The conversations between Caleb and Ava are also well-dramatized. Garland has figured out how to make us gradually accept the humanity of an automaton, and even as you can hear the film’s frightening warning—that the actualization and immersion of AI into our culture is an inevitability with potentially startling consequences—you can find yourself bowled over, mesmerized, by the sheer achievement, the amazing simulation of humanity that Ava represents.

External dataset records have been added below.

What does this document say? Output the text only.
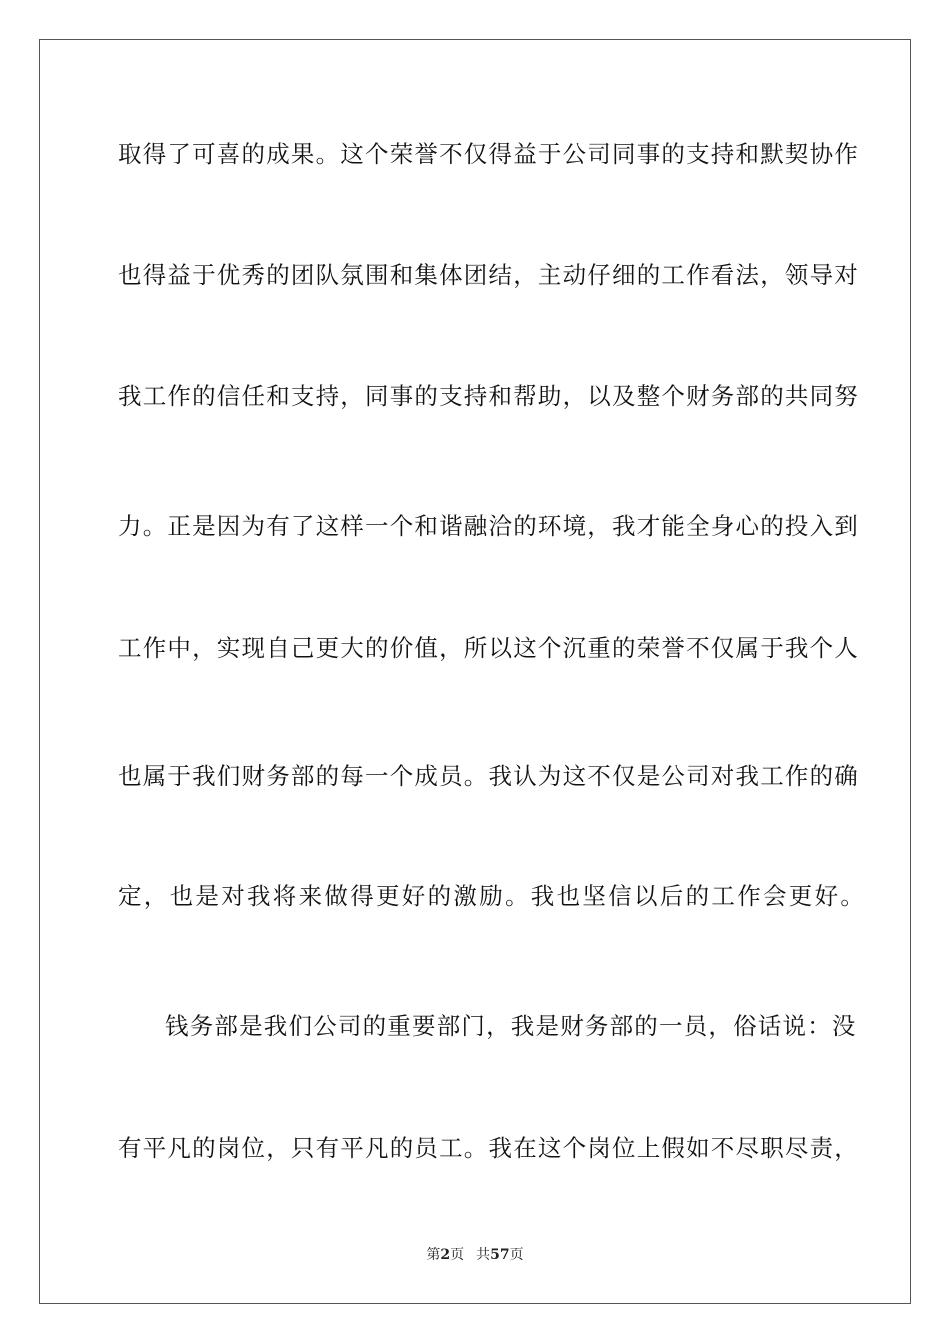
取得了可喜的成果。这个荣誉不仅得益于公司同事的支持和默契协作
也得益于优秀的团队氛围和集体团结，主动仔细的工作看法，领导对
我工作的信任和支持，同事的支持和帮助，以及整个财务部的共同努
力。正是因为有了这样一个和谐融洽的环境，我才能全身心的投入到
工作中，实现自己更大的价值，所以这个沉重的荣誉不仅属于我个人
也属于我们财务部的每一个成员。我认为这不仅是公司对我工作的确
定，也是对我将来做得更好的激励。我也坚信以后的工作会更好。
钱务部是我们公司的重要部门，我是财务部的一员，俗话说：没
有平凡的岗位，只有平凡的员工。我在这个岗位上假如不尽职尽责，
第2页 共57页
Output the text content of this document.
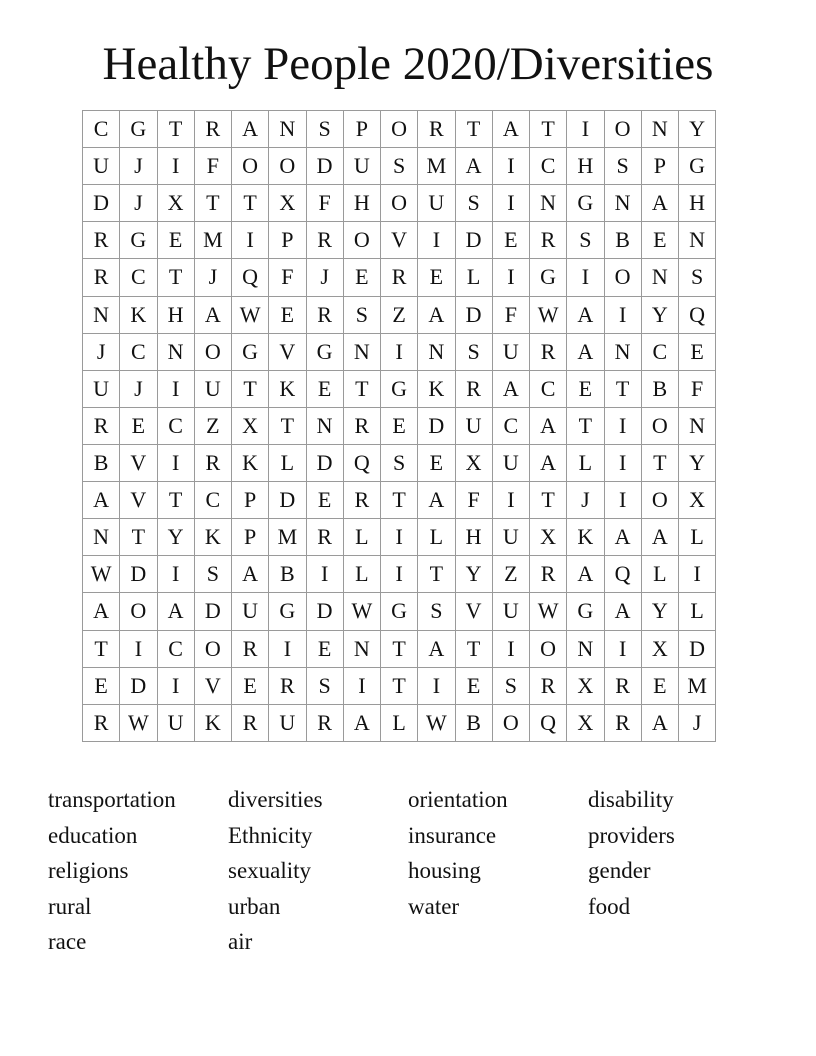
Healthy People 2020/Diversities
C	G	T	R	A	N	S	P	O	R	T	A	T	I	O	N	Y
U	J	I	F	O	O	D	U	S	M	A	I	C	H	S	P	G
D	J	X	T	T	X	F	H	O	U	S	I	N	G	N	A	H
R	G	E	M	I	P	R	O	V	I	D	E	R	S	B	E	N
R	C	T	J	Q	F	J	E	R	E	L	I	G	I	O	N	S
N	K	H	A	W	E	R	S	Z	A	D	F	W	A	I	Y	Q
J	C	N	O	G	V	G	N	I	N	S	U	R	A	N	C	E
U	J	I	U	T	K	E	T	G	K	R	A	C	E	T	B	F
R	E	C	Z	X	T	N	R	E	D	U	C	A	T	I	O	N
B	V	I	R	K	L	D	Q	S	E	X	U	A	L	I	T	Y
A	V	T	C	P	D	E	R	T	A	F	I	T	J	I	O	X
N	T	Y	K	P	M	R	L	I	L	H	U	X	K	A	A	L
W	D	I	S	A	B	I	L	I	T	Y	Z	R	A	Q	L	I
A	O	A	D	U	G	D	W	G	S	V	U	W	G	A	Y	L
T	I	C	O	R	I	E	N	T	A	T	I	O	N	I	X	D
E	D	I	V	E	R	S	I	T	I	E	S	R	X	R	E	M
R	W	U	K	R	U	R	A	L	W	B	O	Q	X	R	A	J
transportation
education
religions
rural
race
diversities
Ethnicity
sexuality
urban
air
orientation
insurance
housing
water
disability
providers
gender
food
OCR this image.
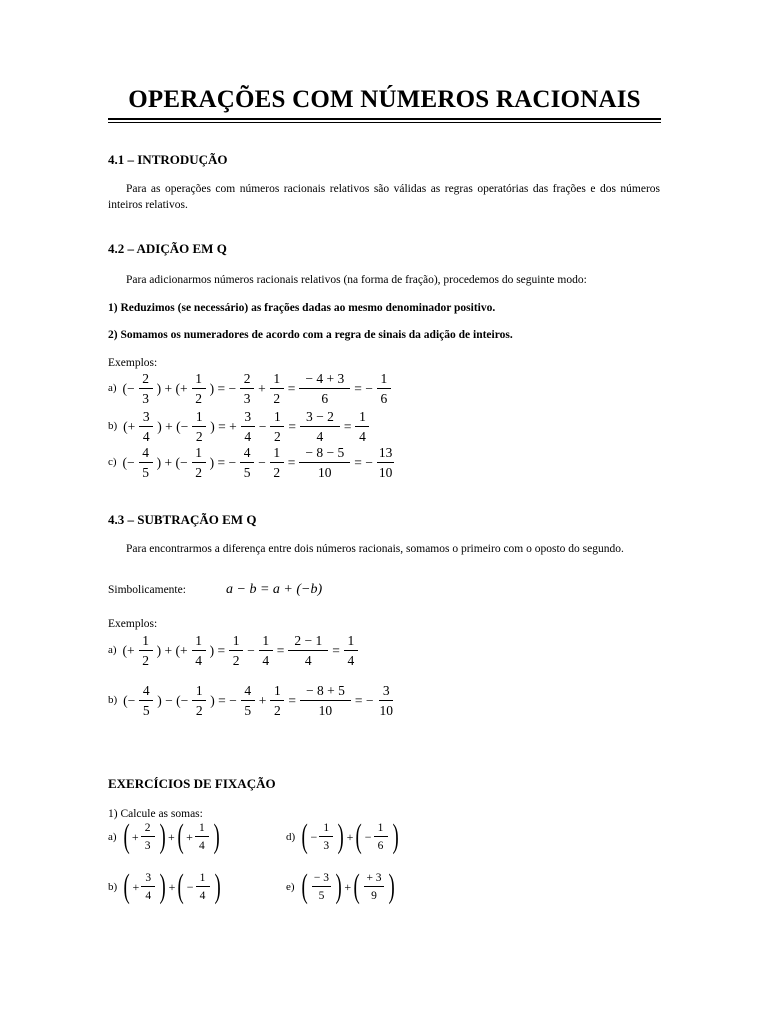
OPERAÇÕES COM NÚMEROS RACIONAIS
4.1 – INTRODUÇÃO
Para as operações com números racionais relativos são válidas as regras operatórias das frações e dos números inteiros relativos.
4.2 – ADIÇÃO EM Q
Para adicionarmos números racionais relativos (na forma de fração), procedemos do seguinte modo:
1) Reduzimos (se necessário) as frações dadas ao mesmo denominador positivo.
2) Somamos os numeradores de acordo com a regra de sinais da adição de inteiros.
Exemplos:
a) (− $\frac{2}{3}$ ) + (+ $\frac{1}{2}$ ) = − $\frac{2}{3} + \frac{1}{2} = \frac{- 4 + 3}{6}$ = − $\frac{1}{6}$
b) (+ $\frac{3}{4}$ ) + (− $\frac{1}{2}$ ) = + $\frac{3}{4} - \frac{1}{2} = \frac{3 - 2}{4} = \frac{1}{4}$
c) (− $\frac{4}{5}$ ) + (− $\frac{1}{2}$ ) = − $\frac{4}{5} - \frac{1}{2} = \frac{- 8 - 5}{10}$ = − $\frac{13}{10}$
4.3 – SUBTRAÇÃO EM Q
Para encontrarmos a diferença entre dois números racionais, somamos o primeiro com o oposto do segundo.
Simbolicamente:	a − b = a + (−b)
Exemplos:
a) (+ $\frac{1}{2}$ ) + (+ $\frac{1}{4}$ ) = $\frac{1}{2} - \frac{1}{4} = \frac{2 - 1}{4} = \frac{1}{4}$
b) (− $\frac{4}{5}$ ) − (− $\frac{1}{2}$ ) = − $\frac{4}{5} + \frac{1}{2} = \frac{- 8 + 5}{10}$ = − $\frac{3}{10}$
EXERCÍCIOS DE FIXAÇÃO
1) Calcule as somas:
a) ( + $\frac{2}{3}$ ) + ( + $\frac{1}{4}$ )	d) ( − $\frac{1}{3}$ ) + ( − $\frac{1}{6}$ )
b) ( + $\frac{3}{4}$ ) + ( − $\frac{1}{4}$ )	e) ( $\frac{- 3}{5}$ ) + ( $\frac{+ 3}{9}$ )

Garland also keeps the true intentions of his characters ambiguous. We never know if Nathan is pulling one over on Caleb or not, and as the film develops (and this is pretty evident in the film’s trailer), the proceedings become increasingly tense and dark. The film is predictably suspicious of young techie millionaires. Nathan's isolationism seems like a pretty good sign that he’s gone off the deep end: an arrogant, dangerous concoction of his own power, wealth, and genius. Caleb gushes at the beginning of the film that Nathan's achievement is the sign of gods at work, and Nathan later twists these words: “You said I was a god.” This is a luxury that the very wealthy can afford.

Unfortunately, Ex Machina beats to a rhythm of dread which never quite crescendos the way you want it to. The final revelations of the plot are satisfying thematically but cruel and in some sense deeply unsatisfying. Even though everything that happens feels well-thought-out and credible (I’m trying very hard to dance around spoilers for those of you who have not seen it yet), I was mad at the movie when it was all over. And yet, I believe Garland has hit on something very unnervingly honest about our obsession with machines and how easily we trust them to do what we tell them to do, how vulnerable we are to their corruption or malfunction. Even something as slight as a power failure becomes a serious problem at Nathan’s compound, because when the power fails, all the doors are sealed, trapping a person inside. 

But Ex Machina succeeds overall because it is an elegant, deliberately paced thriller and we so seldom get movies like this anymore. Perhaps it could have been a little more exciting, but I think viewers with patience will enjoy the totally immersive experience that Alex Garland has crafted. The actors of course help shape the drama, and Oscar Isaac is the most magnetic of the three. He has a terrific knack for balancing the playful and the devious, keeping us always on alert, but never sure, about what he may or may not being up to. As Ava, Alicia Vikander is quiet, graceful, pensive. I'm not sure what I would expect from a performance for this type of character, but Vikander's certainly works and adds its own level of depth--and ambiguity--to the dramatics. Gleeson, as Caleb, works too. He's got the right blend of nerdy tech kid in hoodie and competent, resourceful hero/romantic, one who may be falling in love with a robot.  

Ex Machina actually feels just a little connected to, of all things, Halloween III: Season of the Witch, the one that wasn’t about Michael Myers, but instead showed us a mad Irish toymaker who had murderous robots running his factory. And here, we may as well throw Westworld and The Stepford Wives into the conversation. There's a scene later in the film of a robot stabbing a human, and my mind immediately returned to Stacey Nelkin--whose character has been turned into a robot, or maybe was a robot all along--attacking Tom Atkins in the car at the end of Halloween III. As sophisticated as Ex Machina is on the surface, it espouses the same fundamental distrust of technology which all of these previous films dramatized and turned into extremely literal horror pieces. Ex Machina manages more subtlety, more panache, and yet it's not really any more sophisticated essentially. It ultimately resorts to the admonition, “The robots will kill us all.”